There simply is not a lot of soft tissue around the distal tibia, as compared to more proximal parts of the leg.
There is no muscle tissue to "cushion" or protect the bone if skin is injured.
The tendons of the anterior compartment, the dorsalis pedis artery, and the superficial and deep peroneal nerves can be encountered with anterior exposures at the level of the ankle joint.
The tendinous and neurovascular structures are covered proximally by the investing fascia of the anterior compartment and distally by the extensor retinaculum.
The superficial peroneal and saphenous nerves are superficial to the fascia.
The superficial peroneal nerve pierces the fascia of the lateral compartment ~ 12 cm proximal to the ankle joint en route to provide sensation to a majority of the dorsum of the foot.
Anterolateral exposures for pilon fractures risk injury to the superficial peroneal nerve.
The dorsalis pedis and deep peroneal nerve are at risk with an anterior exposure.
They run together in the pericapsular fat between the extensory digitorum and extensor hallucis longus tendons.
The tibial pilon fracture is a rare yet devastating injury.
Despite the best treatment, patients sustaining high-energy pilon fractures generally do not return to their previous state of general health or function.
After recovery from pilon fractures, many patients continue to have debilitating pain and ankle stiffness (Babis et al 1997, Sands et al 1998, Pollak et al 2003).
Fortunately, pilon fractures compose a minority of tibia or lower extremity fractures, occurring in ~ 7% and 1% of all cases, respectively.
Pilon fractures can occur from both low- and high-energy mechanisms.
Low-energy fractures typically occur due to rotational forces imparted to the distal tibia.
High-energy fractures are generally due to axial force that drives the talus into the tibial plafond, causing an “implosion” of the articular surface.
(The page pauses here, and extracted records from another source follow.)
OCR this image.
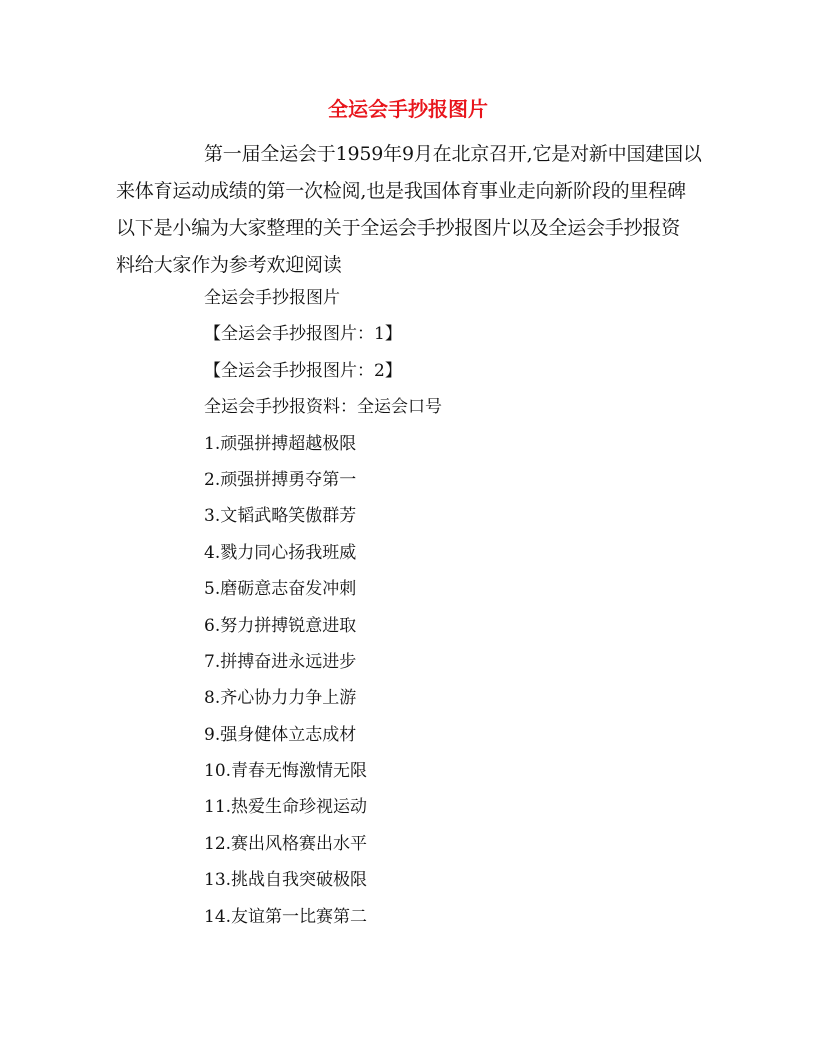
全运会手抄报图片
第一届全运会于1959年9月在北京召开,它是对新中国建国以
来体育运动成绩的第一次检阅,也是我国体育事业走向新阶段的里程碑
以下是小编为大家整理的关于全运会手抄报图片以及全运会手抄报资
料给大家作为参考欢迎阅读
全运会手抄报图片
【全运会手抄报图片：1】
【全运会手抄报图片：2】
全运会手抄报资料：全运会口号
1.顽强拼搏超越极限
2.顽强拼搏勇夺第一
3.文韬武略笑傲群芳
4.戮力同心扬我班威
5.磨砺意志奋发冲刺
6.努力拼搏锐意进取
7.拼搏奋进永远进步
8.齐心协力力争上游
9.强身健体立志成材
10.青春无悔激情无限
11.热爱生命珍视运动
12.赛出风格赛出水平
13.挑战自我突破极限
14.友谊第一比赛第二
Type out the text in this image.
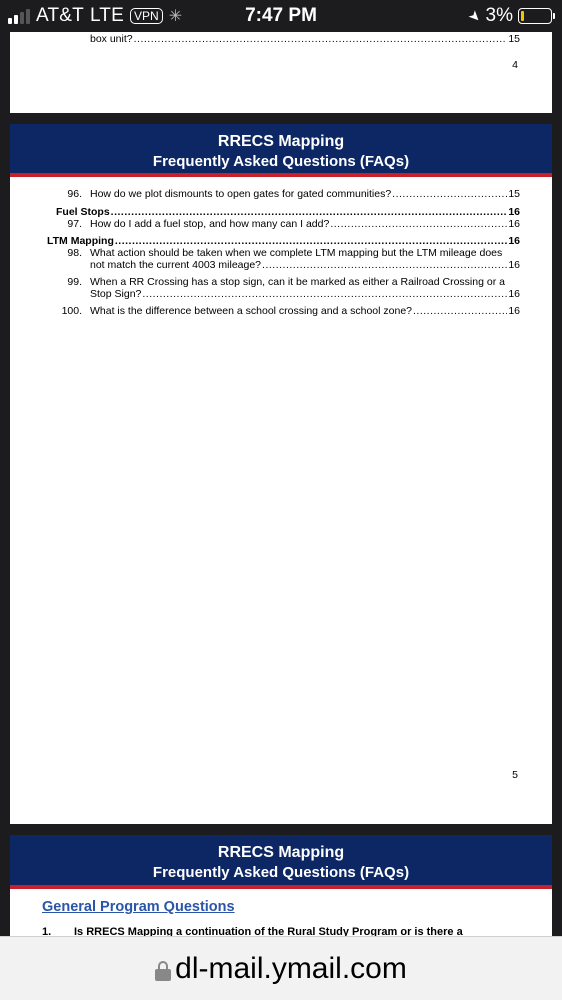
AT&T LTE VPN ✳	7:47 PM	➤ 3%
box unit? .....	15
4
RRECS Mapping
Frequently Asked Questions (FAQs)
96. How do we plot dismounts to open gates for gated communities? .....	15
Fuel Stops .....	16
97. How do I add a fuel stop, and how many can I add? .....	16
LTM Mapping .....	16
98. What action should be taken when we complete LTM mapping but the LTM mileage does
not match the current 4003 mileage? .....	16
99. When a RR Crossing has a stop sign, can it be marked as either a Railroad Crossing or a
Stop Sign? .....	16
100. What is the difference between a school crossing and a school zone? .....	16
5
RRECS Mapping
Frequently Asked Questions (FAQs)
General Program Questions
1. Is RRECS Mapping a continuation of the Rural Study Program or is there a
dl-mail.ymail.com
In the most severe plafond fracture patterns, the articular segment is fractured into numerous pieces with certain segments driven proximally into the metaphysis, creating marked joint incongruity and associated metaphyseal defects.
An associated fibula fracture is often present in pilon fractures.
The most common fracture pattern occurs with the ankle in dorsiflexion (i.e., the foot on the brake pedal during a motor vehicle accident).
When the ankle is dorsiflexed at the time of injury, pilon fracture patterns involve the anterior articular surface of the tibial plafond.
Central articular (implosion) injury is the result of an axial load on the foot in neutral position.
A severely traumatized soft tissue envelope accompanies the higher energy pilon fractures.
Although many pilon fractures are open injuries, closed fractures have significant soft tissue compromise as well.
Initial management of pilon fractures depends as much on the soft tissue as the bony injury.
Understanding the soft tissue injury accompanying pilon fractures is of utmost importance for providing optimal treatment while minimizing complications.